Estamos vendo, nestes dias, fatos quase que inacreditáveis: as filas de gente sofrendo, horas a fio, nos hospitais; a dor, o sofrimento de uma nação. E o governo querendo convencer o mundo que o Brasil venceu a pandemia.

Do presidente, nem falo. Esse vive em outra galáxia: no mundo dos palanques. Recorro outra vez aos versos de Chico Buarque: “O estandarte do sanatório geral vai passar”.

Está passando, Chico. E repara que os homens que o carregam são, em sua maioria, aqueles filhos que “erravam cegos pelo continente, levando pedras feito penitentes”. Quem poderia imaginar que ao assumir o controle do Brasil, esses penitentes fossem aceitar de vez sua condição de membros do sanatório geral?

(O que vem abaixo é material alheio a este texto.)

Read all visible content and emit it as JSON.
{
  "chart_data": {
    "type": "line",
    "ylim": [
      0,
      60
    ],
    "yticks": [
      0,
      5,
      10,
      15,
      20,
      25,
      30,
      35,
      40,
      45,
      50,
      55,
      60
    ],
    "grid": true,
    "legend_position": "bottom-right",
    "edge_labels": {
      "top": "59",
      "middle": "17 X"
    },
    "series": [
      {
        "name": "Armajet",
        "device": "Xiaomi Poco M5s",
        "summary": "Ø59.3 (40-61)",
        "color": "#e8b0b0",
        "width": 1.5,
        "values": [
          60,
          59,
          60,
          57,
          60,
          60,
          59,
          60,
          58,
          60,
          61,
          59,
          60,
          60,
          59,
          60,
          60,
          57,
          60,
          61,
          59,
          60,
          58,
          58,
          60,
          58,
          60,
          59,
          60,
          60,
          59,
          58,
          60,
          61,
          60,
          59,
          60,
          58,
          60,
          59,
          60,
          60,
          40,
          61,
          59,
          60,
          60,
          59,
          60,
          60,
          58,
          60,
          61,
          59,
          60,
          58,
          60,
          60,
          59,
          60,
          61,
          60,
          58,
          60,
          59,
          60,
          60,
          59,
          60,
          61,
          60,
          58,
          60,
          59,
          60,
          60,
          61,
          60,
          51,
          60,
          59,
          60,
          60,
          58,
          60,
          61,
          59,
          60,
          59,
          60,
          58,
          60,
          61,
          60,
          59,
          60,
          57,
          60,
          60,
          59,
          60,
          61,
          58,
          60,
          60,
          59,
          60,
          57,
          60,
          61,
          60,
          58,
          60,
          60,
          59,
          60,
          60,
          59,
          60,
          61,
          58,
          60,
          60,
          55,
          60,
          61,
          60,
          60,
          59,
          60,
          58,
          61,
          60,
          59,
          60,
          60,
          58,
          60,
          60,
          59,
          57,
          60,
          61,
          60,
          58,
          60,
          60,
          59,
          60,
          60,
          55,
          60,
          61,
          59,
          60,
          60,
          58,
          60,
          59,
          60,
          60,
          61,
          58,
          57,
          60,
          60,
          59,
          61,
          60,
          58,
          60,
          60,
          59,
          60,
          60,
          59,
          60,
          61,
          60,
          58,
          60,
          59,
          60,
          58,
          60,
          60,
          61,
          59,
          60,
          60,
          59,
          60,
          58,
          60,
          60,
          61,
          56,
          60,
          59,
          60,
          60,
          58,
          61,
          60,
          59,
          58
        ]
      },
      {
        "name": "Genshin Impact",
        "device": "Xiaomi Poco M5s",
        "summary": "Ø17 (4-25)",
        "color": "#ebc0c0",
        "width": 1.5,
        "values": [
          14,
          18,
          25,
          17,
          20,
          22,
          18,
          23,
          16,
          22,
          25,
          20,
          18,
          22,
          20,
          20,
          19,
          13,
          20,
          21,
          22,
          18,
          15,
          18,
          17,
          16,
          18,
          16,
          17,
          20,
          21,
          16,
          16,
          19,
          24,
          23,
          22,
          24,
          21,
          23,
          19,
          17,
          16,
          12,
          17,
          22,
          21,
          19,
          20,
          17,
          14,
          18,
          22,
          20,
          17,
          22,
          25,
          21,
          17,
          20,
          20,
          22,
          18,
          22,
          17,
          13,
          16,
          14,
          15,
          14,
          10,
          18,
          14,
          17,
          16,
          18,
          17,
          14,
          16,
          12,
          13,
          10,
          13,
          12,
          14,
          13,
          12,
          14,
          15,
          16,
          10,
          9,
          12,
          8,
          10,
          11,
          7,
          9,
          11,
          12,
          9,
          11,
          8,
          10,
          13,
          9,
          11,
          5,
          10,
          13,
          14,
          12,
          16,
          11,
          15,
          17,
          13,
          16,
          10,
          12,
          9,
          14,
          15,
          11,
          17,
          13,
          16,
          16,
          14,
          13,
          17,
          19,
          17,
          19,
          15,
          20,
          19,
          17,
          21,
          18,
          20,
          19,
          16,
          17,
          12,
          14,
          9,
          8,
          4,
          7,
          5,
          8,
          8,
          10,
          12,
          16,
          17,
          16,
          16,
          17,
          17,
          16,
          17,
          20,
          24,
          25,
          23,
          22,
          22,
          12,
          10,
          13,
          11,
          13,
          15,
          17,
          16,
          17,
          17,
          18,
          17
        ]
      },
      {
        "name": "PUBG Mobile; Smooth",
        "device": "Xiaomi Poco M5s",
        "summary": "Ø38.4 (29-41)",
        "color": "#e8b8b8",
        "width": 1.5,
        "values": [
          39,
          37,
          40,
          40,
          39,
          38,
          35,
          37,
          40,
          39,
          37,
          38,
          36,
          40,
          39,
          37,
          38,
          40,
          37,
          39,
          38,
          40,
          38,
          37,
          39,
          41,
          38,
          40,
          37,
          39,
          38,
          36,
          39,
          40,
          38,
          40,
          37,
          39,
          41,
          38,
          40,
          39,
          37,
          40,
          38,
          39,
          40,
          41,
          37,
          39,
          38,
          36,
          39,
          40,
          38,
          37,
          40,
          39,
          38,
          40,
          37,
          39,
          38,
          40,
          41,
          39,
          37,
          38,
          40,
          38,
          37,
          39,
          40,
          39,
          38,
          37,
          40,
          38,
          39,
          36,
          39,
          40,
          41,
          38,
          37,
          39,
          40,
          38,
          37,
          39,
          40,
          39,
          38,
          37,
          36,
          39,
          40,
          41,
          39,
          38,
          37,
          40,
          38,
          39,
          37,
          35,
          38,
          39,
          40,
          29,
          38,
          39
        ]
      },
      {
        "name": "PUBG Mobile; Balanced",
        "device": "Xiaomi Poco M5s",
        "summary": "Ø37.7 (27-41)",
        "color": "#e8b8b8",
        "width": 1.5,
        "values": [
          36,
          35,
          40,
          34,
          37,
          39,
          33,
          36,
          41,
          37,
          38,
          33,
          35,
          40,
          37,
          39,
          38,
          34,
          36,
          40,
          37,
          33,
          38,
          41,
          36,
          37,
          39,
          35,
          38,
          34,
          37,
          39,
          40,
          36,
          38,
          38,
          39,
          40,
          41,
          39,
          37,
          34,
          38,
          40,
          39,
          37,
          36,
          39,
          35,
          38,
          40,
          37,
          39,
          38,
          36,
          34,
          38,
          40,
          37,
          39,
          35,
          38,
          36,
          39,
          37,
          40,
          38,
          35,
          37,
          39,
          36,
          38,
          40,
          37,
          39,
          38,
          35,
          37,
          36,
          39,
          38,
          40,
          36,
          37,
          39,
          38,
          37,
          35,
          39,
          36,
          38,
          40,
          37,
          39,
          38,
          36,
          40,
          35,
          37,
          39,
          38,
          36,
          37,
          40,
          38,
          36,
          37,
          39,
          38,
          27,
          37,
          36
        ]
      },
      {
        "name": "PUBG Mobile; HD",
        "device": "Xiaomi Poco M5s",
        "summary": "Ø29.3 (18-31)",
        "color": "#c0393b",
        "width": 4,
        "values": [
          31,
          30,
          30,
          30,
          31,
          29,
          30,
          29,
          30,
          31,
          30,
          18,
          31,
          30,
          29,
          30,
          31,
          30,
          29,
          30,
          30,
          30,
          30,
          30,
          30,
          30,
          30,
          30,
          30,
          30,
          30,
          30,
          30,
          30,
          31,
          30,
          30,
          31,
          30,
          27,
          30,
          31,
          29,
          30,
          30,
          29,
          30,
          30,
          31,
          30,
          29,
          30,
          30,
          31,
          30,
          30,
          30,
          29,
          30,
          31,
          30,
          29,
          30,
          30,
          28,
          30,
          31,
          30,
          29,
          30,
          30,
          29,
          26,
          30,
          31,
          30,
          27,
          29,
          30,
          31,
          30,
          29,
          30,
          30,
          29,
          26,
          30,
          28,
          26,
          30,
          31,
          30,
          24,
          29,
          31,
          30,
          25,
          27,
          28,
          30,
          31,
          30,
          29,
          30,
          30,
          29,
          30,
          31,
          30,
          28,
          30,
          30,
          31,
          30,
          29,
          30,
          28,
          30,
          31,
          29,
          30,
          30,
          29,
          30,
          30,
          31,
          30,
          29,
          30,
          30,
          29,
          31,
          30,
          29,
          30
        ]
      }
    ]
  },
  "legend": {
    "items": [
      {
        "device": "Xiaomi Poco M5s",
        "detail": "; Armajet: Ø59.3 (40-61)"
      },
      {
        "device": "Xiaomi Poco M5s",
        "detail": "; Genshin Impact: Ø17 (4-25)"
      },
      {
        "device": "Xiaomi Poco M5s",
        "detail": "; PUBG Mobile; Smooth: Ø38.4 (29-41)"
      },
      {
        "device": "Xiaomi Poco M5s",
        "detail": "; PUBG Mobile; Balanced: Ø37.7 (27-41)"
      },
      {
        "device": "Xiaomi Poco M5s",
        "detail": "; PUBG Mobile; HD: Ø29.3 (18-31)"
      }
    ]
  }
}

O sanatório geral que está a pleno vapor. Um dossier montado no seio do Governo Federal assusta muita gente. Pretende servir como arma de defesa caso a oposição adquira força para mostrar à pátria ainda tão distraída, que as tenebrosas transações continuam. O sanatório se agita. Como? Quem vai entregar o ouro ao bandido? Você sabe?

Será o presidente? Ele que tem uma imensa desinibição para falar besteira? Ainda mais se tratando de uma pessoa que passou quase 30 anos perseguindo o objetivo de chegar à Presidência da República? Não lhe faltaram condições para estudar mas o que lhe sobrou foi preguiça, desinteresse, malandragem e esperteza. E ainda por cima só pensa numa coisa: na reeleição!

Pobre Brasil! E que ninguém se iluda. A força do sanatório geral é imensa. Tudo vai continuar como dantes neste quartel d’Abrantes. Infelizmente.